The biggest change that unions, democrats and others are lobbying for is in that salary level that is the first hurdle to achieving exempt level status. According to Doug Hass of Franczek Radelet P.C., the lobbying has been pretty heavy. The proposed levels extend from $69,000 per year to a more modest $42,000 per year. A union aligned think tank (Economic Policy Institute) has proposed levels of around $51,000 on several occasions. A group of Democrat House of Representative members have proposed the level of $69,000 and a group of Democrat Senators has proposed a level of $56,680 per year. Of course on the other side the lobbying is as active with employer advocates and Republican opposition.

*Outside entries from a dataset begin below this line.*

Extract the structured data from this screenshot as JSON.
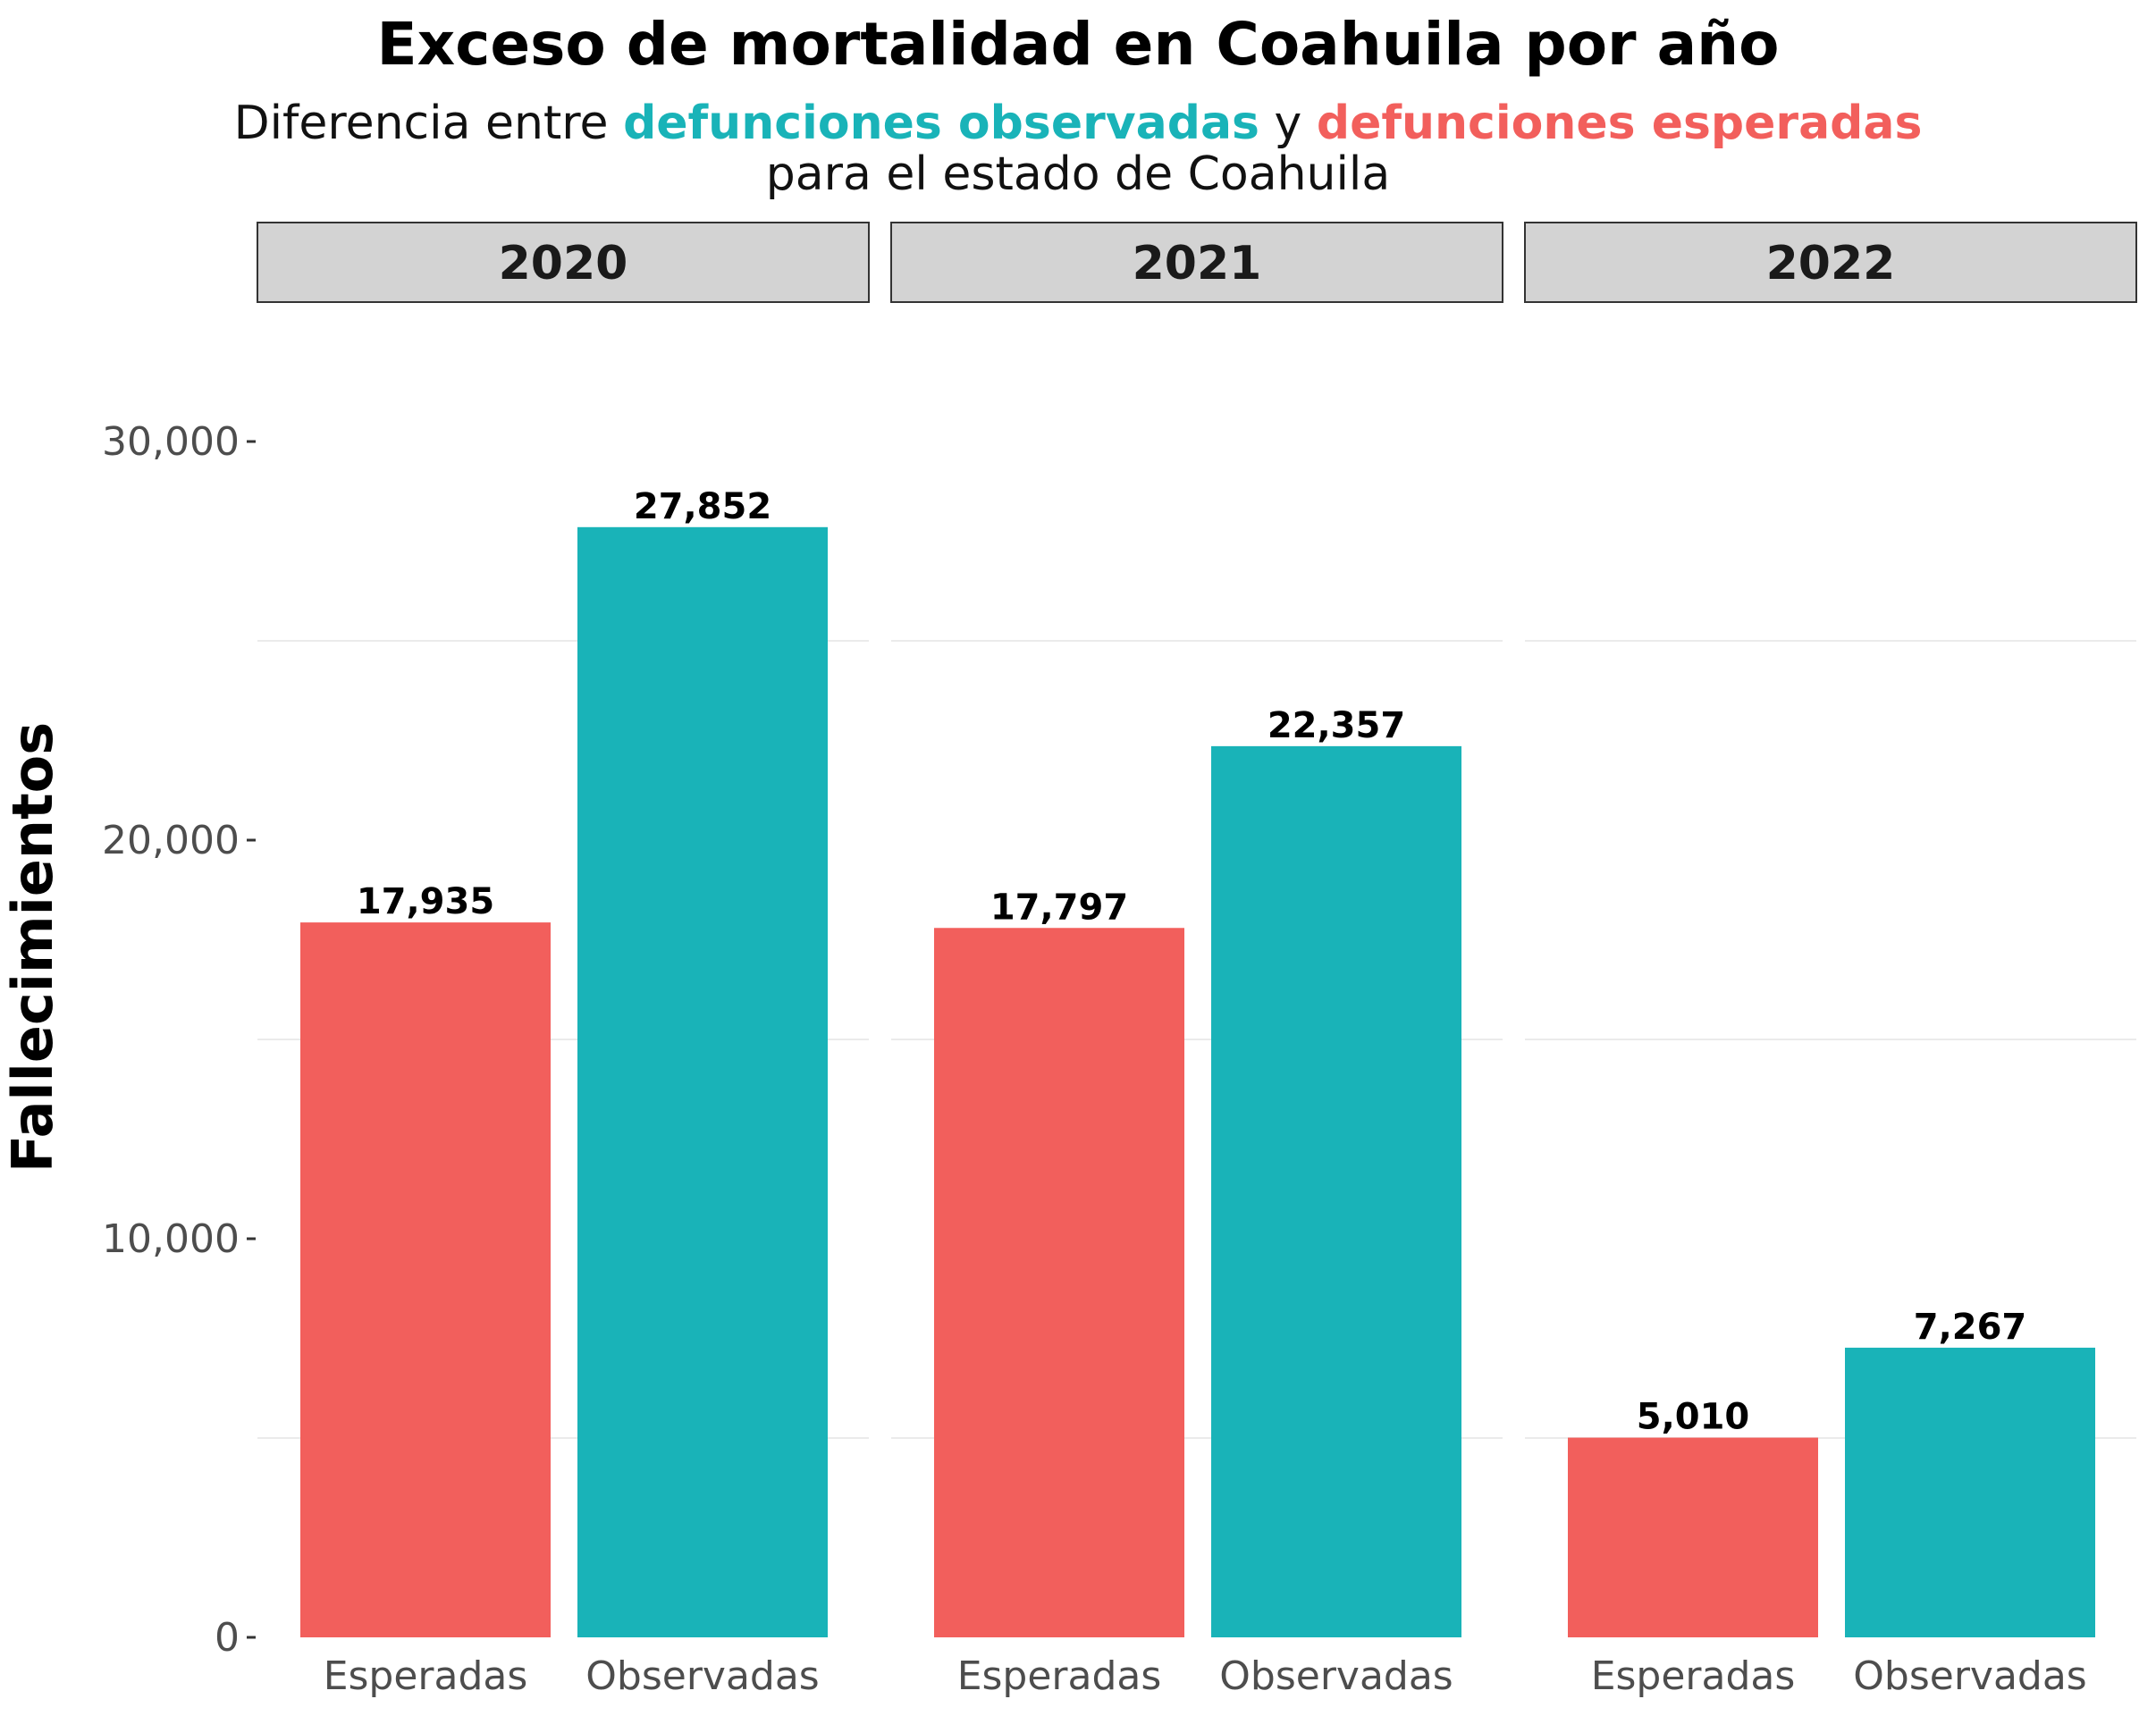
{
  "chart_data": {
    "type": "bar",
    "title": "Exceso de mortalidad en Coahuila por año",
    "subtitle": {
      "line1_prefix": "Diferencia entre ",
      "line1_observed": "defunciones observadas",
      "line1_mid": " y ",
      "line1_expected": "defunciones esperadas",
      "line2": "para el estado de Coahuila"
    },
    "ylabel": "Fallecimientos",
    "xlabel": "",
    "ylim": [
      0,
      30000
    ],
    "yticks": [
      0,
      10000,
      20000,
      30000
    ],
    "ytick_labels": [
      "0",
      "10,000",
      "20,000",
      "30,000"
    ],
    "grid": true,
    "legend": "none",
    "colors": {
      "Esperadas": "#F25F5C",
      "Observadas": "#19B3B8"
    },
    "categories": [
      "Esperadas",
      "Observadas"
    ],
    "facets": [
      {
        "label": "2020",
        "values": [
          17935,
          27852
        ],
        "value_labels": [
          "17,935",
          "27,852"
        ]
      },
      {
        "label": "2021",
        "values": [
          17797,
          22357
        ],
        "value_labels": [
          "17,797",
          "22,357"
        ]
      },
      {
        "label": "2022",
        "values": [
          5010,
          7267
        ],
        "value_labels": [
          "5,010",
          "7,267"
        ]
      }
    ]
  }
}
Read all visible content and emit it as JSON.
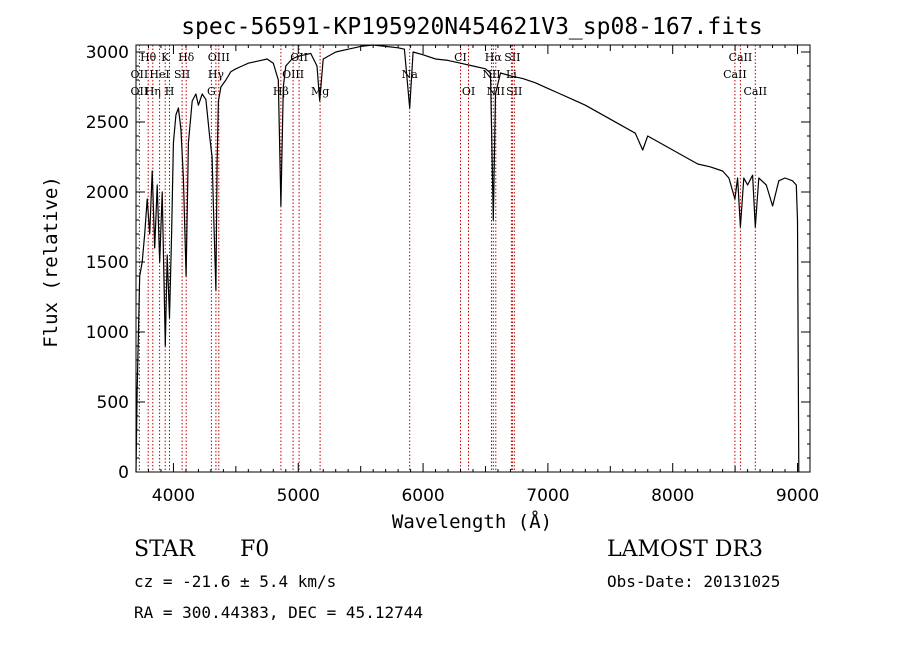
{
  "chart_data": {
    "type": "line",
    "title": "spec-56591-KP195920N454621V3_sp08-167.fits",
    "xlabel": "Wavelength (Å)",
    "ylabel": "Flux (relative)",
    "xlim": [
      3700,
      9100
    ],
    "ylim": [
      0,
      3050
    ],
    "xticks": [
      4000,
      5000,
      6000,
      7000,
      8000,
      9000
    ],
    "yticks": [
      0,
      500,
      1000,
      1500,
      2000,
      2500,
      3000
    ],
    "grid": false,
    "series": [
      {
        "name": "Flux",
        "x": [
          3700,
          3710,
          3730,
          3750,
          3770,
          3790,
          3810,
          3830,
          3850,
          3870,
          3890,
          3910,
          3935,
          3950,
          3968,
          3985,
          4000,
          4020,
          4040,
          4060,
          4080,
          4101,
          4120,
          4150,
          4180,
          4200,
          4230,
          4260,
          4290,
          4310,
          4320,
          4340,
          4350,
          4360,
          4380,
          4420,
          4460,
          4500,
          4550,
          4600,
          4650,
          4700,
          4750,
          4800,
          4840,
          4861,
          4880,
          4900,
          4950,
          5000,
          5050,
          5100,
          5150,
          5172,
          5200,
          5300,
          5400,
          5500,
          5600,
          5700,
          5800,
          5850,
          5893,
          5920,
          6000,
          6100,
          6200,
          6300,
          6400,
          6500,
          6540,
          6563,
          6580,
          6620,
          6700,
          6800,
          6900,
          7000,
          7100,
          7200,
          7300,
          7400,
          7500,
          7600,
          7700,
          7760,
          7800,
          7900,
          8000,
          8100,
          8200,
          8300,
          8400,
          8450,
          8498,
          8520,
          8542,
          8570,
          8600,
          8640,
          8662,
          8690,
          8750,
          8800,
          8850,
          8900,
          8960,
          8990,
          9000,
          9010
        ],
        "values": [
          0,
          600,
          1400,
          1500,
          1700,
          1950,
          1700,
          2150,
          1600,
          2050,
          1500,
          2000,
          900,
          1550,
          1100,
          1700,
          2350,
          2550,
          2600,
          2450,
          2100,
          1400,
          2350,
          2650,
          2700,
          2620,
          2700,
          2660,
          2400,
          2250,
          1900,
          1300,
          2200,
          2650,
          2750,
          2800,
          2860,
          2880,
          2900,
          2920,
          2930,
          2940,
          2950,
          2920,
          2800,
          1900,
          2750,
          2900,
          2950,
          2970,
          2980,
          2990,
          2900,
          2650,
          2950,
          3000,
          3020,
          3040,
          3050,
          3040,
          3030,
          3020,
          2600,
          3000,
          2980,
          2950,
          2940,
          2920,
          2900,
          2880,
          2850,
          1800,
          2700,
          2850,
          2830,
          2810,
          2780,
          2740,
          2700,
          2660,
          2620,
          2570,
          2520,
          2470,
          2420,
          2300,
          2400,
          2350,
          2300,
          2250,
          2200,
          2180,
          2150,
          2100,
          1950,
          2100,
          1750,
          2100,
          2050,
          2120,
          1750,
          2100,
          2050,
          1900,
          2080,
          2100,
          2080,
          2050,
          1800,
          0
        ]
      }
    ],
    "line_labels": [
      {
        "label": "Hθ",
        "x": 3798,
        "row": 0
      },
      {
        "label": "K",
        "x": 3934,
        "row": 0
      },
      {
        "label": "Hδ",
        "x": 4102,
        "row": 0
      },
      {
        "label": "OIII",
        "x": 4363,
        "row": 0
      },
      {
        "label": "OII",
        "x": 5007,
        "row": 0
      },
      {
        "label": "CI",
        "x": 6300,
        "row": 0
      },
      {
        "label": "Hα",
        "x": 6563,
        "row": 0
      },
      {
        "label": "SII",
        "x": 6716,
        "row": 0
      },
      {
        "label": "CaII",
        "x": 8542,
        "row": 0
      },
      {
        "label": "OII",
        "x": 3727,
        "row": 1
      },
      {
        "label": "HeI",
        "x": 3889,
        "row": 1
      },
      {
        "label": "SII",
        "x": 4069,
        "row": 1
      },
      {
        "label": "Hγ",
        "x": 4340,
        "row": 1
      },
      {
        "label": "OIII",
        "x": 4959,
        "row": 1
      },
      {
        "label": "Na",
        "x": 5893,
        "row": 1
      },
      {
        "label": "NII",
        "x": 6548,
        "row": 1
      },
      {
        "label": "Li",
        "x": 6708,
        "row": 1
      },
      {
        "label": "CaII",
        "x": 8498,
        "row": 1
      },
      {
        "label": "OII",
        "x": 3727,
        "row": 2
      },
      {
        "label": "Hη",
        "x": 3835,
        "row": 2
      },
      {
        "label": "H",
        "x": 3968,
        "row": 2
      },
      {
        "label": "G",
        "x": 4304,
        "row": 2
      },
      {
        "label": "Hβ",
        "x": 4861,
        "row": 2
      },
      {
        "label": "Mg",
        "x": 5175,
        "row": 2
      },
      {
        "label": "OI",
        "x": 6364,
        "row": 2
      },
      {
        "label": "NII",
        "x": 6583,
        "row": 2
      },
      {
        "label": "SII",
        "x": 6731,
        "row": 2
      },
      {
        "label": "CaII",
        "x": 8662,
        "row": 2
      }
    ],
    "line_markers": [
      3727,
      3798,
      3835,
      3889,
      3934,
      3968,
      4069,
      4102,
      4304,
      4340,
      4363,
      4861,
      4959,
      5007,
      5175,
      5893,
      6300,
      6364,
      6548,
      6563,
      6583,
      6708,
      6716,
      6731,
      8498,
      8542,
      8662
    ],
    "line_color": "#000000",
    "marker_color": "#c00000"
  },
  "info": {
    "object_class": "STAR",
    "subclass": "F0",
    "survey": "LAMOST DR3",
    "redshift": "cz = -21.6 ± 5.4 km/s",
    "obs_date": "Obs-Date: 20131025",
    "coords": "RA = 300.44383, DEC =  45.12744"
  }
}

The big question is whether this will require legislation, which could be blocked, or is this just considered a rules change that can be instituted by the USDOL? The premise is that this will be an action that will be put in place without legislative input.

The impact

Regardless of what level is selected it is certainly going to be higher than $455 per week. It is going to have a major impact on your payroll. You will have to decide if you will maintain exemptions for all the employees who will fall below that salary level. My advice for all HR departments is to start looking at all your exempt employees. Assume that the new level will be at least the $42,000 per year or $808 per week. Determine who you will have to change if you want to keep them exempt. Ask if that salary increase is worth it? Look at how much overtime they work and thus how much you will have to be paying in overtime. Would a salary increase be cheaper than paying overtime?

I would then also make a plan for the salary level being changed to $1000 per week and then $1300 per week. Rather than scrambling to make changes have a plan in place so that when the announcement is made and the implementation date is announced you will be ready.

Other changes

There is also the possibility that the primary duties test will be revised making it even more difficult to have exempt employees. We will have to wait and see on this one.

Wrong direction

While I am all for people making more money I think this is a move in the wrong direction. Making it so more and more people have to be paid overtime in an age where we are moving to Results Only Work Environments (ROWE) and entrepreneurial work is in my opinion taking us in the wrong direction. At a time when we want people to have more flexibility and take more responsibility for themselves we are not moving to a system that requires more and more timekeeping. I think this goes counter to the type of world of work that people like Pink and Morgan are proposing.